I’d had this book for a while before getting to it. The backcover blurb talks about archeologists and antiquities and I wasn’t sure it was my thing.
And though there is quite a bit of detail about a four hundred year old necklace and historical events from around its era (particularly at the time of its disappearance) the majority of this book is more of a thriller of sorts.
The Perfect Couple
by Lexi Landsman
Published by Penguin Random House Australia
on August 28th 2017
Source: Penguin Random House Australia
Genres: Thriller / Suspense
Sarah and Marco Moretti are the perfect couple. Together they have travelled the globe building high-profile careers as archaeologists. Now, at a dig in Florence, they are on the brink of the discovery of a lifetime.
However their marriage is not what it seems.
On the very evening that Sarah uncovers the San Gennaro necklace – a long-lost antiquity that will bring them worldwide fame - she witnesses Marco kissing another woman. Blinded by tears, she drives home alone in the dead of night . . .

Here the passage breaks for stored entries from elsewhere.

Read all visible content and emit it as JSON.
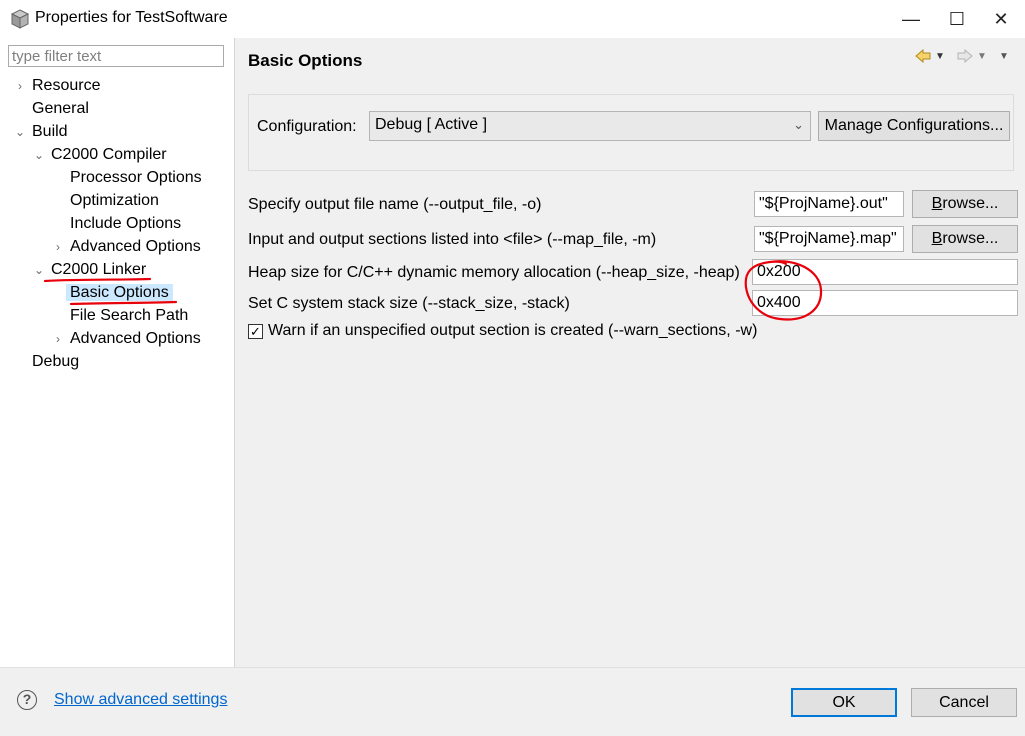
{
  "window": {
    "title": "Properties for TestSoftware",
    "minimize_glyph": "—",
    "maximize_glyph": "☐",
    "close_glyph": "✕"
  },
  "filter": {
    "placeholder": "type filter text"
  },
  "tree": {
    "resource": "Resource",
    "general": "General",
    "build": "Build",
    "compiler": "C2000 Compiler",
    "processor_options": "Processor Options",
    "optimization": "Optimization",
    "include_options": "Include Options",
    "compiler_advanced": "Advanced Options",
    "linker": "C2000 Linker",
    "basic_options": "Basic Options",
    "file_search_path": "File Search Path",
    "linker_advanced": "Advanced Options",
    "debug": "Debug"
  },
  "page": {
    "title": "Basic Options"
  },
  "configuration": {
    "label": "Configuration:",
    "value": "Debug  [ Active ]",
    "manage_button": "Manage Configurations..."
  },
  "options": {
    "output_file": {
      "label": "Specify output file name (--output_file, -o)",
      "value": "\"${ProjName}.out\"",
      "browse": "rowse...",
      "browse_mnemonic": "B"
    },
    "map_file": {
      "label": "Input and output sections listed into <file> (--map_file, -m)",
      "value": "\"${ProjName}.map\"",
      "browse": "rowse...",
      "browse_mnemonic": "B"
    },
    "heap_size": {
      "label": "Heap size for C/C++ dynamic memory allocation (--heap_size, -heap)",
      "value": "0x200"
    },
    "stack_size": {
      "label": "Set C system stack size (--stack_size, -stack)",
      "value": "0x400"
    },
    "warn_sections": {
      "label": "Warn if an unspecified output section is created (--warn_sections, -w)",
      "checked": true,
      "check_glyph": "✓"
    }
  },
  "footer": {
    "help_glyph": "?",
    "advanced_link": "Show advanced settings",
    "ok": "OK",
    "cancel": "Cancel"
  },
  "colors": {
    "selection": "#cce8ff",
    "link": "#0066cc",
    "annotation_red": "#e8000b",
    "default_button_border": "#0078d7"
  },
  "icons": {
    "app": "cube-icon",
    "back": "arrow-left-icon",
    "forward": "arrow-right-icon",
    "dropdown": "chevron-down-icon",
    "help": "question-circle-icon"
  }
}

When Sarah wakes up in hospital, she has no memory of the car accident that brought her there - or the 48 hours preceding it.
Gone is the knowledge of her husband’s infidelity. But gone too is all recollection of finding the precious necklace.
This book started a little slowly for me. I wasn’t hooked and worried a little that it would be too densely filled with detail of bygone eras – Napoleonic Wars and the like.
However, things turned around halfway into the book and I found myself more invested in the unfolding plot.
We readers are kinda privy to the events of the night of Sarah’s car accident – or at least some of them. And we know more about each of the characters (in some ways) than they know about each other. We’re like their secret-keepers. And part of this is because we’re in the heads of all four key characters from the book: Marco, Sarah and their kids, 20yr old Daniel and 16yr old Emily.
Because we’re in their heads we know that neither Marco, nor (post-accident) Sarah have any idea where the necklace is… but everyone else seems to either assume: they’ve taken it for themselves; or they didn’t discover it at all.
Marco is decidedly unlikeable. And we can assume he’s supposed to be as Landman’s written him in a way he’s ridiculously arrogant and vain, happily admitting this to himself (and us). Later, there’s a sense of remorse or guilt over his ambition and desire for fame / recognition, to the detriment of his family life, but it’s a bit ‘too little too late’.
Daniel, Emily and Sarah were all likeable characters and interestingly, I probably engaged more with Daniel than the other two as there was something really real, honest and accessible about his character.
Little progress is initially made to uncover the events of the night of the accident (and the night the necklace was found)… Sarah wishes she remembered more but has reconciled herself to never knowing. Whereas Marco – whose reputation is on the line – is sure his wife will recover her memories. Eventually.
Eventually things come to a head via a kidnapping and ransom request. I felt as if we were able to fairly easily identify those involved – not just via the plot itself but also the language used by the person involved. I decided it would be too obvious however, and it didn’t entirely seem logical – though in retrospect I guess they were drawn to the plan because of their desperation.
I should mention that Lexi Landsman is an Australian TV producer and journalist so there’s an Oz flavour to the book through Sarah, who was raised here and who meets Italian-born Marco at University here before she puts her career aside to focus on her children and (later) support Marco in his search for the necklace.
Although I eventually enjoyed this and read it in a sitting, it didn’t quite hit the mark for me. I loved some of the twists Landman threw in at the end however and this book will appeal to those with an interest in history, archeology and antiquities as well as lovers of novels of suspense.
The Perfect Couple by Lexi Landsman was published in Australia by Penguin Random House and is now available.
I received a copy of this book from the publisher for review purposes.